Тут распахнулась дверь. На пороге появился актер с бутылкой, зажатой в кулаке. Увидев нас, он грозно сказал:
– Подслушивали, я так и знал. Скажите, дети, а вы знаете, для кого в театре предусмотрен антракт?
– Для зрителей, – предположил Шмакс.
– Нет, мальчик, не для зрителей. А для актеров. Чтобы они успели привести себя в порядок. Немного отдохнуть… – Тут он отхлебнул из бутылки и спросил почему-то: – А вот ты, – он обращался к Шмаксу, – кем хотел стать в детстве?
– Водителем камаза, – ответил Шмакс. У него вообще были приземленные мечты.
– То есть дальнобойщиком, – обрадовался актер. – Почему-то я так и думал. Ты слышала, Марго? – закричал он, обернувшись. – Кого они к нам приводят. Мальчик хотел стать водителем камаза – а его в театр… Едешь по трассе, – он закатил глаза. – Солнце садится за горизонт. Рядом мелькают березки, сосенки. А вдоль дороги стоят одинокие девушки в чулочках. И их надо, обязательно надо, подобрать, согреть… Романтика дальнобойщиков. Ну а ты? – обратился он ко мне. – Кем ты хотел стать?
– Актером, – почему-то ляпнул я. – Хотя актером никак становиться не собирался. Я, вообще, тогда еще не определился с выбором. Но склонялся к мысли, что лучше всего быть писателем – сидишь себе где-нибудь на даче, отпустив длинную бороду, строчишь на машинке, и вокруг никого. Я жил с братом в одной комнате, он отвратительно играл на виолончели, и писательское одиночество представлялось мне пределом мечтаний.
– Актером?! – взревел наш собеседник. – Вон! Вон отсюда! Пошли вон из гримерки в зал, молодые люди! И нечего подслушивать о чем здесь говорят взрослые! – Он с грохотом захлопнул дверь. Я так и не понял, почему он вдруг так разозлился.
– По-моему, он пьяный, – сказал Шмакс.
Я пришел к тому же выводу. Мы еще немного побродили по внутренним помещением театра и, хотя было очень интересно, вернулись в зал.
Третий акт прошел еще задорнее и как-то очень быстро. Мне показалось, что слова актеры проговаривают наспех – лишь бы быстрее закончить. Затем они поклонились и быстро ушли за кулисы. Упал занавес…

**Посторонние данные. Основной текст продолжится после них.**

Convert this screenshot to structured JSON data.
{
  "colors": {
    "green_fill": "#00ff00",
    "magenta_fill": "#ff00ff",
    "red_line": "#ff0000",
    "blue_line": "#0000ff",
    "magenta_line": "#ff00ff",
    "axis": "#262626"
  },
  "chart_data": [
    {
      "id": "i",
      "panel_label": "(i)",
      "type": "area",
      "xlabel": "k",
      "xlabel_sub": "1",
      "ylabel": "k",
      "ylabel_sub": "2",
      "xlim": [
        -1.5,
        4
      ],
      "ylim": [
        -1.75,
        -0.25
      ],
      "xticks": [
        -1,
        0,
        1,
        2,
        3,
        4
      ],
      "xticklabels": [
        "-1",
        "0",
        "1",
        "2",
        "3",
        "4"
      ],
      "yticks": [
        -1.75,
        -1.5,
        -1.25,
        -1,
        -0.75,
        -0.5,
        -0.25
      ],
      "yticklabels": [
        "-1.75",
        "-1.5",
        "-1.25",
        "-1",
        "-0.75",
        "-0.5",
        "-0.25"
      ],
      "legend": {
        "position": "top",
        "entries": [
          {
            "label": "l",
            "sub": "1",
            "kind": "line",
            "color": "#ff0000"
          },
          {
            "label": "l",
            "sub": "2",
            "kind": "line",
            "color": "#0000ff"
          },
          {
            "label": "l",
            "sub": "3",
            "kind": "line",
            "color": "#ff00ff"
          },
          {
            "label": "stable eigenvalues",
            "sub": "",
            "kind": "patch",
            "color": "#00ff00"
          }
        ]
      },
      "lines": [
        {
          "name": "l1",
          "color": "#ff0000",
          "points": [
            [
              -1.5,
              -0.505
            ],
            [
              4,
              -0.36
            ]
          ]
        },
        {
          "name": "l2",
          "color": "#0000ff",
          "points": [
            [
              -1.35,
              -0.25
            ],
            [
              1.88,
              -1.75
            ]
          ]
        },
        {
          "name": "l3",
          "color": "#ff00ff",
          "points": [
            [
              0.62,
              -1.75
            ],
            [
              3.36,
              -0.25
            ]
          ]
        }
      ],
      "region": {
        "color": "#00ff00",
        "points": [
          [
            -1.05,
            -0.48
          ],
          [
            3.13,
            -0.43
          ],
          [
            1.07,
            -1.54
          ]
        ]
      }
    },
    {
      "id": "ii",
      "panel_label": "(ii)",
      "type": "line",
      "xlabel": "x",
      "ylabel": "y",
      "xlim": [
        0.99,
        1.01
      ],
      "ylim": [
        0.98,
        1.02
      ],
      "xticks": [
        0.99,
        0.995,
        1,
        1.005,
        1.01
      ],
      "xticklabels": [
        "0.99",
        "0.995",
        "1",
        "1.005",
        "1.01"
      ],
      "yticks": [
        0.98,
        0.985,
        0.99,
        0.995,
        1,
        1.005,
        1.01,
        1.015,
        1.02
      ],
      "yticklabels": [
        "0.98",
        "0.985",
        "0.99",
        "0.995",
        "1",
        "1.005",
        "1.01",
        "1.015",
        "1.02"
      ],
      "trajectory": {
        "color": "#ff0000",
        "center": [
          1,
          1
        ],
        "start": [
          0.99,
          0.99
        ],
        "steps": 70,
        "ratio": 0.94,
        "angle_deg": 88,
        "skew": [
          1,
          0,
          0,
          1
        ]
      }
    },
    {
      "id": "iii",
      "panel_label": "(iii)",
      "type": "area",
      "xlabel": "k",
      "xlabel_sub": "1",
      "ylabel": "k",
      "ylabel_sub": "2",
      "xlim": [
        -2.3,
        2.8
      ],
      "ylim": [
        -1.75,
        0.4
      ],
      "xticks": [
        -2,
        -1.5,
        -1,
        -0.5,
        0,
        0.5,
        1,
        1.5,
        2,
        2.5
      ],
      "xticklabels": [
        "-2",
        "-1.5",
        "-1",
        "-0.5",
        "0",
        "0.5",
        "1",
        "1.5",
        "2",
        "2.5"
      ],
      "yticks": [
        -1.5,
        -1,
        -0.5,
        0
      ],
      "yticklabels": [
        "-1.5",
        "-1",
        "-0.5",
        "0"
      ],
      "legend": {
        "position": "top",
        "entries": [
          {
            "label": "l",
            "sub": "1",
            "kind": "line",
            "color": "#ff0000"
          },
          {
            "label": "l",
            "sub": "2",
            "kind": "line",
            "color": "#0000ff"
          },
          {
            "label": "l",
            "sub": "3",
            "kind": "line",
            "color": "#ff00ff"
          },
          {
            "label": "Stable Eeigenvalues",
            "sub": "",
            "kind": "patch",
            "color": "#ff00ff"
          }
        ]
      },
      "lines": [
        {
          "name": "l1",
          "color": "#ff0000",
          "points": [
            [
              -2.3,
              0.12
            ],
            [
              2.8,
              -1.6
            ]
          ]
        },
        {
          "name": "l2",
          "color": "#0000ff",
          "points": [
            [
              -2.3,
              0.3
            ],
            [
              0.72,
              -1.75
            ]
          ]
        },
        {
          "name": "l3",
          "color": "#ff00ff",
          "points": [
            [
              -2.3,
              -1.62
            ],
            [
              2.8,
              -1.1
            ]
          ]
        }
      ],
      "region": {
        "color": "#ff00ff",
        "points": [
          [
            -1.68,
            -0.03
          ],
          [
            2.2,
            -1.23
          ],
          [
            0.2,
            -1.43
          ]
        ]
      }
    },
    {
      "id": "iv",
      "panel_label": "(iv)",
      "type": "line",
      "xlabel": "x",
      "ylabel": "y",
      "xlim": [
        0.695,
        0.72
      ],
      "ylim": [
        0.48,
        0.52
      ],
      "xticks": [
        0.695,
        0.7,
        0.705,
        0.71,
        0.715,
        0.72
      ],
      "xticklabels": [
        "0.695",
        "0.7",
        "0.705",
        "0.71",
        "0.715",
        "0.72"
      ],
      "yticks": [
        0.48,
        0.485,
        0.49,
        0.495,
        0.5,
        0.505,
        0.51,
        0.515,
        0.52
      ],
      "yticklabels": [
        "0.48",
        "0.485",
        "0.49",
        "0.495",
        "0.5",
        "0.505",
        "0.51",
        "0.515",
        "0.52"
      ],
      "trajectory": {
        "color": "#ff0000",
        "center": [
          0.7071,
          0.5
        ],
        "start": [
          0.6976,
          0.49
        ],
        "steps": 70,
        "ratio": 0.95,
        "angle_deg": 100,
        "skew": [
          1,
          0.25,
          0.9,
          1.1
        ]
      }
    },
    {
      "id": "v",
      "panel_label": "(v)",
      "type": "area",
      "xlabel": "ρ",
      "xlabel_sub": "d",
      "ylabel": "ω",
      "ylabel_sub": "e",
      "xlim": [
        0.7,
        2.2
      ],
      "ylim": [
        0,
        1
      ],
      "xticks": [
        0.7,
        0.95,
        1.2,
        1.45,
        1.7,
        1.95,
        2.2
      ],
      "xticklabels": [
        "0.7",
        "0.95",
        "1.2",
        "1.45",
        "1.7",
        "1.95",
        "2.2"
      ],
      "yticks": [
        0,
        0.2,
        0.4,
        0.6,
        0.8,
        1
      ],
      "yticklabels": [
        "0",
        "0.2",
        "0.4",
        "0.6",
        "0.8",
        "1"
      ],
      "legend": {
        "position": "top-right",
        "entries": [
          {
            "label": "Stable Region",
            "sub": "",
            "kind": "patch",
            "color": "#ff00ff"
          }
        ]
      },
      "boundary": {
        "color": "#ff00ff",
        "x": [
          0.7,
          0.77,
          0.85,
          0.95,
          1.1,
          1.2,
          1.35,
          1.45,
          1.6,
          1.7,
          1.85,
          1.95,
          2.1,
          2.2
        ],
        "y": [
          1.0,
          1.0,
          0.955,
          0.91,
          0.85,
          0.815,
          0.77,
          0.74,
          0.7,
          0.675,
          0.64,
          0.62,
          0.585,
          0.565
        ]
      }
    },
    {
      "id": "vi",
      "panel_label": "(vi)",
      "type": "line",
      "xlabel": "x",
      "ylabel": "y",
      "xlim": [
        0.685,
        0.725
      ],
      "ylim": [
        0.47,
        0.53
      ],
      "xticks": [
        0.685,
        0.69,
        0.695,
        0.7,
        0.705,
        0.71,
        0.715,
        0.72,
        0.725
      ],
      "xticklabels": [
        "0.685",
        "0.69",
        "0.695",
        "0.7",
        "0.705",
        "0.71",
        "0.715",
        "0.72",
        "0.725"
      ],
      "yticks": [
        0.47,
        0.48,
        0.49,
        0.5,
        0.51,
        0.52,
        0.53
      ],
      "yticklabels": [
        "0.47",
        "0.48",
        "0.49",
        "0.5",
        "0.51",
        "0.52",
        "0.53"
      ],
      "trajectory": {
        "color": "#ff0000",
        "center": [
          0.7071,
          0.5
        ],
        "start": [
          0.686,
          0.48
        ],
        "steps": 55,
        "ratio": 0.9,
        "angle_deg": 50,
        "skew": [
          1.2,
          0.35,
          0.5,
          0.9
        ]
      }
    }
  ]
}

На следующий день хулигану из «Б» класса в школе был такой нагоняй, что он, подозреваю, никогда больше не ругался матом на публике. К директору таскали его родителей, его фотографию повесили на «доску позора», и на три недели запретили посещать уроки физкультуры, которые он очень любил…
Однажды в школу пришли странные люди из социальной детской службы и стали опрашивать всех, кто и кем хотел бы стать. В основном, все метили в космонавты. А девочки – в актрисы кино. Я честно сказал, что хотел бы стать писателем. Это было необычно, и мне задали несколько вопросов – почему, как я до этого дошел, и есть ли у меня уже какие-нибудь достижения на этом поприще. Я честно отвечал, что пока ничего не написал, но собираюсь создать что-нибудь большое, «как Лев Толстой», «он мне вообще нравится», – поведал я. Потом рассказал, что у меня будет дача, где я буду писать в одиночестве. И что если кто-то приедет и помешает мне писать, то я очень быстро выгоню его со своей дачи, потому что писателям мешать нельзя. А это будет только моя дача!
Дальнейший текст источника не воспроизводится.